Une fois n’est pas coutume, il serait impératif d’écouter le disque de Lionel Martin et Sangoma Everett : Revisiting Afrique of Count Basie & Olivier Nelson. L’oreille se fait vivante d’un blues, de transes et de groove, du Japon à l’Afrique. Elle se nourrit des sons d’un saxophone accrocheur d’étincelles autant que de généreuses mélodies. Elle danse aux rythmes d’une batterie sous-tendus par sa place d’une justesse confondante au sein du duo. Il vous faudrait partir de là pour entendre Afrique de Count Basie & his orchestra? Alors, vous laisserez-vous surprendre ? Peut-être s’inaugurerait-il une nouvelle écoute pour deux albums dans un aller-retour. En a-t-il était de même pour les deux musiciens ?
“J’ai toujours aimé la spontanéité de Lionel, j’apprécie énormément son ouverture créative” dit le batteur américain Sangoma Everett. “Sangoma est un batteur légendaire, entendre parler de lui a excité ma curiosité et j’aime le jazz qui avance avec les rencontres. Mais que lui proposer ? Je n’étais pas mûr.” dit Lionel Martin. “Un jour, je découvre le disque de Count Basie Orchestra Afrique. Il se dessine alors des mélodies rythmiques à jouer en duo avec Sangoma.” Tout va alors très vite, “Sangoma accepte ma proposition, la nuit je relève le disque, chez lui le lendemain, je mets un morceau de scotch sur son petit clavier pour composer un bourdon. On avait le son du groupe : une basse continue et une conversation très libre entre lui et moi, une force commune sans intermédiaire ! On rejoue le disque texto avec une relecture totale.”
Lionel Martin apprendra plus tard que Sangoma a joué avec des musiciens de Count Basie : Jimmy Forrest (sax), Al Gray(trombone) , et Joe Newnan (trompette) : le swing. Mais ici c’est le groove du batteur qui s’adapte à l’énergie d’un duo dont l’actualité créatrice n’a rien à envier au monde musical de notre temps.
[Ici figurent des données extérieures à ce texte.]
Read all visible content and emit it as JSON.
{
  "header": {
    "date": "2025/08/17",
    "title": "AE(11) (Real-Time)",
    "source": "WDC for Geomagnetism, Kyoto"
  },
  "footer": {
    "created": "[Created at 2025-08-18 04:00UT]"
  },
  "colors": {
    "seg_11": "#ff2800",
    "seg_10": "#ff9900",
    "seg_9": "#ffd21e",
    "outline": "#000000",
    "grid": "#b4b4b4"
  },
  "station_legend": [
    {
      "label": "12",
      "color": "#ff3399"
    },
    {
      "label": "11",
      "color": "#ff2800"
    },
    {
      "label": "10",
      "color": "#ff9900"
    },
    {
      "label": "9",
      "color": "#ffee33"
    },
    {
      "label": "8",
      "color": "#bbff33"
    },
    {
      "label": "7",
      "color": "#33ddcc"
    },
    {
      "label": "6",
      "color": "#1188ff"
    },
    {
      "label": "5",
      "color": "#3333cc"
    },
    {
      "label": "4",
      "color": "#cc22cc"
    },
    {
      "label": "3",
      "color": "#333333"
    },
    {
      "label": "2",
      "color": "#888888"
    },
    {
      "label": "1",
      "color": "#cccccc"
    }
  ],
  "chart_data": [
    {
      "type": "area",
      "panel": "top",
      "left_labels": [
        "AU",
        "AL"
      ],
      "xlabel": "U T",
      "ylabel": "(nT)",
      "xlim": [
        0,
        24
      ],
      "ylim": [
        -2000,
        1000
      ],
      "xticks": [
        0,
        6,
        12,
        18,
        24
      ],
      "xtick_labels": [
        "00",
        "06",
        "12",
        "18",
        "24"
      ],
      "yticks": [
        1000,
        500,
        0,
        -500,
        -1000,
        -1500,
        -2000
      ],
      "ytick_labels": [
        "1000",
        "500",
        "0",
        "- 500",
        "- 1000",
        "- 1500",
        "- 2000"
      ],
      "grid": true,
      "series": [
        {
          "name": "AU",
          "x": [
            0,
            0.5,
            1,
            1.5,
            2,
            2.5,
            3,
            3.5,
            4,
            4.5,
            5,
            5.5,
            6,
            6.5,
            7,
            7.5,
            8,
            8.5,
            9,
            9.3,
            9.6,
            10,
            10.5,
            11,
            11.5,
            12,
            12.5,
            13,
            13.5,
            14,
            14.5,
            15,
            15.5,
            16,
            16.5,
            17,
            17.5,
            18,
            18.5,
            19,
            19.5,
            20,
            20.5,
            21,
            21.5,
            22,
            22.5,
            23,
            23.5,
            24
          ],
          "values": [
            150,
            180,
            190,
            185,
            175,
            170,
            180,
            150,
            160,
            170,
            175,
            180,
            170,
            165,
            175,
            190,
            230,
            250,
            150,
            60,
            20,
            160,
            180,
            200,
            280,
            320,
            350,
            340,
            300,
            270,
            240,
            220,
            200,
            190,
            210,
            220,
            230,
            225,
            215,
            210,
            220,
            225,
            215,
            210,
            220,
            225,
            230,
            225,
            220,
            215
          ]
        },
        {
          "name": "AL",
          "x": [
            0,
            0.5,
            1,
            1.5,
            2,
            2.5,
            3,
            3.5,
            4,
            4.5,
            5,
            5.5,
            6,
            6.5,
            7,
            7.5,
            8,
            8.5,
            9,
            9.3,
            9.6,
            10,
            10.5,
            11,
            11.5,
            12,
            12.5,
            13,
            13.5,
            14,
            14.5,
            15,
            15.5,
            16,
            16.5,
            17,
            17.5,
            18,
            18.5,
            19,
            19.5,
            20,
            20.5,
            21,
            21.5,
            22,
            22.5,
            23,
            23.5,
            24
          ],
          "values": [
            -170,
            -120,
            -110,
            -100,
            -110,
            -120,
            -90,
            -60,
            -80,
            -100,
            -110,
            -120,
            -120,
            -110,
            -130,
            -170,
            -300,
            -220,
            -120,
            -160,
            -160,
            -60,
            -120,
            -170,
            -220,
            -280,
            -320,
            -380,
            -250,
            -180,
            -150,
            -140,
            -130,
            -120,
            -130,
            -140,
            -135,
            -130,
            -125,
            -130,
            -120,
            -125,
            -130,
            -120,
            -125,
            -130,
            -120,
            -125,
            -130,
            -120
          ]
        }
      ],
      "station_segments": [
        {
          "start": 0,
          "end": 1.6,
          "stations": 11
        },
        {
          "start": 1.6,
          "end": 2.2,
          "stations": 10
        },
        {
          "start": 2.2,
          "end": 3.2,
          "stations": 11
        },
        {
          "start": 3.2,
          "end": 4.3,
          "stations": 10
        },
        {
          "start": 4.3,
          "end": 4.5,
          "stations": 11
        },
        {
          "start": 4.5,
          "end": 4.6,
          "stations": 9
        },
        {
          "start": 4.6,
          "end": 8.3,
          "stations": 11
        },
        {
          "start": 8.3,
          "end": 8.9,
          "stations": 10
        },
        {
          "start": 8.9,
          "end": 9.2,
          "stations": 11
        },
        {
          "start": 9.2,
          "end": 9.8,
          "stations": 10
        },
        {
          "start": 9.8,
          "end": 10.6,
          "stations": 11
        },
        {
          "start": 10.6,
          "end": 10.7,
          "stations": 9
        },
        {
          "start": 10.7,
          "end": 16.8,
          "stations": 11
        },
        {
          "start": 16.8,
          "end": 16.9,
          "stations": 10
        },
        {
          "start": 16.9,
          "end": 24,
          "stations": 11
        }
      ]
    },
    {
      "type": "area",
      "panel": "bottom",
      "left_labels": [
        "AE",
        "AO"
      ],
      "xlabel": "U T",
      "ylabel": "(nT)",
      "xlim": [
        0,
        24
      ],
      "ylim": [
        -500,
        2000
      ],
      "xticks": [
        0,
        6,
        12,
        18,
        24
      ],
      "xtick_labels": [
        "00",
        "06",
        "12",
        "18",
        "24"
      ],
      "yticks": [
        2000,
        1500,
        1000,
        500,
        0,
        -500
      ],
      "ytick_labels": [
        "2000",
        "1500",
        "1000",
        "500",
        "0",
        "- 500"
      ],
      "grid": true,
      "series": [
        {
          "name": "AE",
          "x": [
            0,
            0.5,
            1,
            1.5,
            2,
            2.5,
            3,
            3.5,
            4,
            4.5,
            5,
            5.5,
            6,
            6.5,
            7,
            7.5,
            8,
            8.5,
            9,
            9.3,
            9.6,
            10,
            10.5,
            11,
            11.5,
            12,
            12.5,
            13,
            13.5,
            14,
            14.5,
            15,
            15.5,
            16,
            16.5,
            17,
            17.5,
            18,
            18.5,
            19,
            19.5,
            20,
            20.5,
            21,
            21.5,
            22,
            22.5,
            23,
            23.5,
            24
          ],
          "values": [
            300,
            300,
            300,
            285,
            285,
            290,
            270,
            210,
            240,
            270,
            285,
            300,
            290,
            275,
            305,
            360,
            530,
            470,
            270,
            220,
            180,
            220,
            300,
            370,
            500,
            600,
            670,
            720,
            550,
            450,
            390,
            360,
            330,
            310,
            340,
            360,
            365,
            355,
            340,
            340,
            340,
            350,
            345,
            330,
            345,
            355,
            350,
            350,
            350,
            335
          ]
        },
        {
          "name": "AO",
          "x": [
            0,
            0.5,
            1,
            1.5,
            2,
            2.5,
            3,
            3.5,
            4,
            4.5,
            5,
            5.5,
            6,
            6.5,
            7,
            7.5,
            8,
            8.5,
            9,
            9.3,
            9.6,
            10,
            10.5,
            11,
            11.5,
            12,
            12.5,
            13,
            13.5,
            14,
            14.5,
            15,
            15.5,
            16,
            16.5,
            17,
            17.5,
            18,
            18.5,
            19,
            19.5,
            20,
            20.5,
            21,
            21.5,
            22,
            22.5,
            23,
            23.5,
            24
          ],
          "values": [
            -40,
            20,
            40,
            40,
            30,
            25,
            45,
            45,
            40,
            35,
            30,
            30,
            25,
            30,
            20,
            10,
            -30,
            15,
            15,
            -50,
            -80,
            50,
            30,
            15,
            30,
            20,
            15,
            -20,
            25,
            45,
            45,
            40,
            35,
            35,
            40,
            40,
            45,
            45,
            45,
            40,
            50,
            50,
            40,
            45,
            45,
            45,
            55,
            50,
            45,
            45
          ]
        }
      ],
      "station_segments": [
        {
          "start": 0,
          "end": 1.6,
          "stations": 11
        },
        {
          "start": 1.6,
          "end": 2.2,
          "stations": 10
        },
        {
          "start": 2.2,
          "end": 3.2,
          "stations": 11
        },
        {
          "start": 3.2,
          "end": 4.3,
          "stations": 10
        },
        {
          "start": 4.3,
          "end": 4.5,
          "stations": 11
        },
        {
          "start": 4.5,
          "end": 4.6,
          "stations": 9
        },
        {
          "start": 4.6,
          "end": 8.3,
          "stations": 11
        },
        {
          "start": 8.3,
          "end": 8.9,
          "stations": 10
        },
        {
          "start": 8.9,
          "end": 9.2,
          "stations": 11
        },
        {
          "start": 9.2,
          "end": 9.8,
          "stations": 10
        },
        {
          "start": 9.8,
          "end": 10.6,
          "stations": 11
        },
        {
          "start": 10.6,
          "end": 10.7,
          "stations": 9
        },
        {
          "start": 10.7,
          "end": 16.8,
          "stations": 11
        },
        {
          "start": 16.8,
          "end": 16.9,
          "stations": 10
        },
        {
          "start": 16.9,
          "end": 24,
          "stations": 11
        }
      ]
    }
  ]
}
Dans l’entrée, chronique d’un soir, nuit des musées, le son s’expatrie comme les multiples lignes de fuite du Musée des Confluences. Un paysage de hall de gare où d’immenses voiles peintes font signe du street art et des pêcheurs à Madagascar. Depuis ses quatorze ans, Lionel Martin participe au street art musical. Le son de son saxophone ténor crée la rue où les passants s’arrêtent, se déplacent, baissent les yeux, froncent les sourcils ou sourient. Ce soir, le duo fait danser les enfants, des auditeurs repartent avec un coup de foudre et un disque… La foule refait jour à minuit, aux balcons des escaliers on applaudit les musiciens. Combien repartiront avec l’envie de les entendre ailleurs ? Avec l’envie de croiser une improvisation de Lionel Martin ? Il était 20h quant au premier étage du musée, au-dessus de l’eau, sur une dalle de verre, en face de l’entrée d’une exposition colorée de coléoptères, le saxophoniste ténor joue en mib pour un instrument en sib et … le vent souffle… “c’est celui qui passe entre les os de cette carcasse de baleine” nous dit le dessin d’Hugo Pratt accroché sous le squelette d’une baleine harponnée au plafond du musée ! Un musicien, un sax ténor, trois loops, un effet, des reverbs et notre imaginaire nous porte comme la musique nous vient aux oreilles. Lionel Martin soulève les rencontres comme la note se saisit d’une autre, comme des sons se lient à un rythme. Ce musicien déploie les voiles pour un street art musical au Musée des Confluences.